本書は六つの部分から構成されている。まず、第一部は2004年アテネで開催されたオリンピック大会を事例として、大規模な国際イベントが都市の経済、グローバルな交通網にインパクトを与え、その都市の国際的なネットワーク構築および位置づけに影響を及ぼす過程を解明する。
第二部は、都市内部の娯楽場所の空間構造を考察する。人間のレジャー、レクリエーション、娯楽などの行動は、都市の中で特定の場所を形成し、さらに都市の空間構造を変えていく。特に、都市中心部の土地利用形態については、都市規模によって、娯楽場所の構造も大きく異なる。
第三部は世界遺産登録と都市発展の関係に注目し、スペインと中国を事例として、世界遺産登録地域観光開発による都市の空間的変容、そして地域の社会・文化への影響を議論する。
第四部は、都市観光者に影響を与える都市のイメージを考える。近年、インターネットの発展によって、都市のイメージ作りと伝達がより便利になった。新しい技術と手段が都市のイメージ作りと如何に関わるかを、スペインの事例を通して解明する。一方、日本では、地域住民の組織と地域イメージ作りの関わりが注目されている。
第五部は、レバノンを事例に選び、都市観光の発展途上国への貢献を考察する。観光が発展途上国に大きな経済効果を与えたため、都市観光が重要な産業として政府に重視される一方、多くの国々では、観光客の増加に伴い、歴史地区の保存と持続的な発展が大きな問題になるであろうとの議論を展開する。

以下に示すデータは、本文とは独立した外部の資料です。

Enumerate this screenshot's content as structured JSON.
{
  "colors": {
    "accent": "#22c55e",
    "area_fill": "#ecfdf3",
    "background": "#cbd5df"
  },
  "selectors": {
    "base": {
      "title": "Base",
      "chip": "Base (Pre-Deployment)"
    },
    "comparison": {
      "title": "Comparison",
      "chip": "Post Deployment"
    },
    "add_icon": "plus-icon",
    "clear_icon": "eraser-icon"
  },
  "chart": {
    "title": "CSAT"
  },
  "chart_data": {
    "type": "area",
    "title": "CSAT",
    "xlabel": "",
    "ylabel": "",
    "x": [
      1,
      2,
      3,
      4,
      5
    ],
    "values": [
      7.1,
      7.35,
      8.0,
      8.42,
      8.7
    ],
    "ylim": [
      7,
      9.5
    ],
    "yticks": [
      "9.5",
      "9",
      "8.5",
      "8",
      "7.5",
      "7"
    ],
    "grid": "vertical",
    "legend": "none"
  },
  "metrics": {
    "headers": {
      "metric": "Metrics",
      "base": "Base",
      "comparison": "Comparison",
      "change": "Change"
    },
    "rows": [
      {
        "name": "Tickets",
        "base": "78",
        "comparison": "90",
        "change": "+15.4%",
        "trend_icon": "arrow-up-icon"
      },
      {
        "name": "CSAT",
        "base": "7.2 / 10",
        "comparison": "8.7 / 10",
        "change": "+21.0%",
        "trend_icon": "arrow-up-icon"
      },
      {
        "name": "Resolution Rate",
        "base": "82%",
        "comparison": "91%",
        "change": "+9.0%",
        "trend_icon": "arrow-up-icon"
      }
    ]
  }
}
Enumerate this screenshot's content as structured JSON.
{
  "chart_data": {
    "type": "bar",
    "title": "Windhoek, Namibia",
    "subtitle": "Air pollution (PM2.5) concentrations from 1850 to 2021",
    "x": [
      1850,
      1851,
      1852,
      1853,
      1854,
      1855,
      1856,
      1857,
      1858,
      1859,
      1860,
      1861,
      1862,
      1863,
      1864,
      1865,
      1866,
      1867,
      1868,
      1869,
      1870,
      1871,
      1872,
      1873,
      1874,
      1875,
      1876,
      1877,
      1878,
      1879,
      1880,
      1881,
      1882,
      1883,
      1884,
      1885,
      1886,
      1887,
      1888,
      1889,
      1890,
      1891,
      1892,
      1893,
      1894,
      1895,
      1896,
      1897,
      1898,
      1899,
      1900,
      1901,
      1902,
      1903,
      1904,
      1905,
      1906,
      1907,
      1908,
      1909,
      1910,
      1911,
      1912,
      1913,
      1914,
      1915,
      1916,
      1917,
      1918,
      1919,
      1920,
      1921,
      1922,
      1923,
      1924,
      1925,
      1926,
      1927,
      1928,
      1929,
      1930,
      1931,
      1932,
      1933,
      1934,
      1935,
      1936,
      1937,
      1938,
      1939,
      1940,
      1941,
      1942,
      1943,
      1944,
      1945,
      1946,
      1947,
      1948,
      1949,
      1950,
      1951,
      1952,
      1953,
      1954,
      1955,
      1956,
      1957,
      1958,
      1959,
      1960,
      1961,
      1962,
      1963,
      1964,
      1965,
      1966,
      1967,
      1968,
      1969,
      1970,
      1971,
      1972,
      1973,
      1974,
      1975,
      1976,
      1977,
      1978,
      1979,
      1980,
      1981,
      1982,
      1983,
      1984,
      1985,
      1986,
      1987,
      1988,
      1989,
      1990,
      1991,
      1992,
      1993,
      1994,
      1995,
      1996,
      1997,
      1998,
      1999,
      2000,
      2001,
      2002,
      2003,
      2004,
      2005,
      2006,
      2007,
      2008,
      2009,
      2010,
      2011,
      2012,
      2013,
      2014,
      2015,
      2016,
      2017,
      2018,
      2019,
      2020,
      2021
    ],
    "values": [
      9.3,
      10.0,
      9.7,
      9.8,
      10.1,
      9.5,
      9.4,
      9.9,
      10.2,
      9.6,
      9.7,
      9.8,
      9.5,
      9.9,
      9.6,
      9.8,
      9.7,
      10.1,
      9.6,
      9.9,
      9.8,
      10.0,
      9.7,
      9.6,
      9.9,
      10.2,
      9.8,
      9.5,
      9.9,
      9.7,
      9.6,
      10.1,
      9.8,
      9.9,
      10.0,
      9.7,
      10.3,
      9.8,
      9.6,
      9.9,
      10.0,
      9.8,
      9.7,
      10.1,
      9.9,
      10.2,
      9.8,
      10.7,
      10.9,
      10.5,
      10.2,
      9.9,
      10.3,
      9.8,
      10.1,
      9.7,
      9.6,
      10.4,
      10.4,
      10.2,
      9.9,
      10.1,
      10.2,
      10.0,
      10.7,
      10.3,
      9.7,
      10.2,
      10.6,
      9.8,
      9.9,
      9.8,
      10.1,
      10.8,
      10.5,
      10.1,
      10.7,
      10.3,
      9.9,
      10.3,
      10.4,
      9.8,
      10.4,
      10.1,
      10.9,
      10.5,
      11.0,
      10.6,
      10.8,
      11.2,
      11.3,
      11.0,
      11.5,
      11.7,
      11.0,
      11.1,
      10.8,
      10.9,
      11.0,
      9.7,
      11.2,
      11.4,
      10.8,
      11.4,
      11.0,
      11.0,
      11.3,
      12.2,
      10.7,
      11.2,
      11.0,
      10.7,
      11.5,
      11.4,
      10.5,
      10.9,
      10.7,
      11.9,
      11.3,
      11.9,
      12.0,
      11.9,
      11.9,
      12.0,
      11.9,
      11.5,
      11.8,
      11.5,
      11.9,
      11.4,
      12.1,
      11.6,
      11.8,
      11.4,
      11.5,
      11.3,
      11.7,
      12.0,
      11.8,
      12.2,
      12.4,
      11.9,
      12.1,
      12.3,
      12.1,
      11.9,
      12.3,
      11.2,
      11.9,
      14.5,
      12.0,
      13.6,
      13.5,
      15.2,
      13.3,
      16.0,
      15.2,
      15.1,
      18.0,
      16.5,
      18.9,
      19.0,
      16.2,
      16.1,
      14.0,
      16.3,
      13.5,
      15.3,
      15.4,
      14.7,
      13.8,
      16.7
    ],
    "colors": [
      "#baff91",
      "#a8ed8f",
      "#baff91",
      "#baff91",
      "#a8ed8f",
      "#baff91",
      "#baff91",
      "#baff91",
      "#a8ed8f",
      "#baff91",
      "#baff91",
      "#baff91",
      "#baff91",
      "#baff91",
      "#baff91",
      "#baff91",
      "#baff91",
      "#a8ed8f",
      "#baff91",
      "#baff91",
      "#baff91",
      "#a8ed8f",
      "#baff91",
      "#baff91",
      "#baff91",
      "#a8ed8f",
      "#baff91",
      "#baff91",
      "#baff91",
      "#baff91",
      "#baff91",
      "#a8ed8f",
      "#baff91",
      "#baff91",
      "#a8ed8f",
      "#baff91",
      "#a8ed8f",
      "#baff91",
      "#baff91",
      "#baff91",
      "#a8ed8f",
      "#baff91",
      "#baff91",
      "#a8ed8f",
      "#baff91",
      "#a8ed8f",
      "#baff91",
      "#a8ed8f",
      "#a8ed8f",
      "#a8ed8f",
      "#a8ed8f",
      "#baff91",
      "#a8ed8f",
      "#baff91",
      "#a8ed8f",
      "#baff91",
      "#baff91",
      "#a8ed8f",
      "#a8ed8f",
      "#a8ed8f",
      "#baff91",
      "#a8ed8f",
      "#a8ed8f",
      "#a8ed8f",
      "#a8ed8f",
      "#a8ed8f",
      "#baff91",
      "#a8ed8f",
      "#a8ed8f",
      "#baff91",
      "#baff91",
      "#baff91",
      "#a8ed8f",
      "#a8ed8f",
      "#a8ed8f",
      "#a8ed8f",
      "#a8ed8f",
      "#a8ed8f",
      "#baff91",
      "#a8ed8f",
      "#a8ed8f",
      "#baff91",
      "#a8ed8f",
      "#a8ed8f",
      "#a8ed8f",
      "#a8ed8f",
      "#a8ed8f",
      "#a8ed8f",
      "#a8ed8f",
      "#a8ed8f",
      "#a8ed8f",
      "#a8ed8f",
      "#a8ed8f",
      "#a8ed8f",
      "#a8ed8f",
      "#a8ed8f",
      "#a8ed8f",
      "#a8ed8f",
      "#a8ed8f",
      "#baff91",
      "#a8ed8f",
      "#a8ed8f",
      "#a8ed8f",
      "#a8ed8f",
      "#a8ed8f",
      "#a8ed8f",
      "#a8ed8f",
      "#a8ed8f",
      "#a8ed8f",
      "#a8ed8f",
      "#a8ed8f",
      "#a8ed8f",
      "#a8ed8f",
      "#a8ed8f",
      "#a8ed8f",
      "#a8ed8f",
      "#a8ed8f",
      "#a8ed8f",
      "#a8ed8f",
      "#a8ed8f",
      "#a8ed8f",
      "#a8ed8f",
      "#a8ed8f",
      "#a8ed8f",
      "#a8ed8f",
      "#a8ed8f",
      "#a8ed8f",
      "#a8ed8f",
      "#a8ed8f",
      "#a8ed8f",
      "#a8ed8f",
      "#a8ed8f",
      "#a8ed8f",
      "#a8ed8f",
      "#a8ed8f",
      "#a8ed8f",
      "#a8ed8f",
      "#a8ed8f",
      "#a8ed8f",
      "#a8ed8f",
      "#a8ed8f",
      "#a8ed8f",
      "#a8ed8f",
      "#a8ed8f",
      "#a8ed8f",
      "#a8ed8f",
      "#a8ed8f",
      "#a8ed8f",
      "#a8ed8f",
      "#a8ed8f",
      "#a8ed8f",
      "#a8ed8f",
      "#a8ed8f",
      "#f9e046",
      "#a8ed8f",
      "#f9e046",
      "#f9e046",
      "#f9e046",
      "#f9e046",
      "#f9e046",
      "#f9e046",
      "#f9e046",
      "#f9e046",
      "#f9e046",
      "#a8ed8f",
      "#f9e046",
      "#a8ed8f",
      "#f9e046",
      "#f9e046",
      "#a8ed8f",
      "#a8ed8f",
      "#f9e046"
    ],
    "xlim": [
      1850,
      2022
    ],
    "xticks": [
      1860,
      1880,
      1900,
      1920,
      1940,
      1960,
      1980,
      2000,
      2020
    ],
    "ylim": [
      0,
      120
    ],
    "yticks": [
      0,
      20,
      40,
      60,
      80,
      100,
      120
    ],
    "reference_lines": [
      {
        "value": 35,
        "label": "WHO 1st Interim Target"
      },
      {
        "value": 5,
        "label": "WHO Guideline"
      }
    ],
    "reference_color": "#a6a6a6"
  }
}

最後に第六部は、国際的な流動と交流が盛んな今日において、香港と北京を対象として、グローバルな大都市における観光開発と空間パターンを論じる。
都市は人間が創造した最大の芸術品とも言われ、多種多様性に富む。その意味で、都市観光は多様性を最大の特徴にしながら、発展途上国と先進国によって状態が変わり、把握しにくい性質ももつ。本書は各国の事例を通して、都市観光の多様なパターンを把握する試みであるとも言えよう。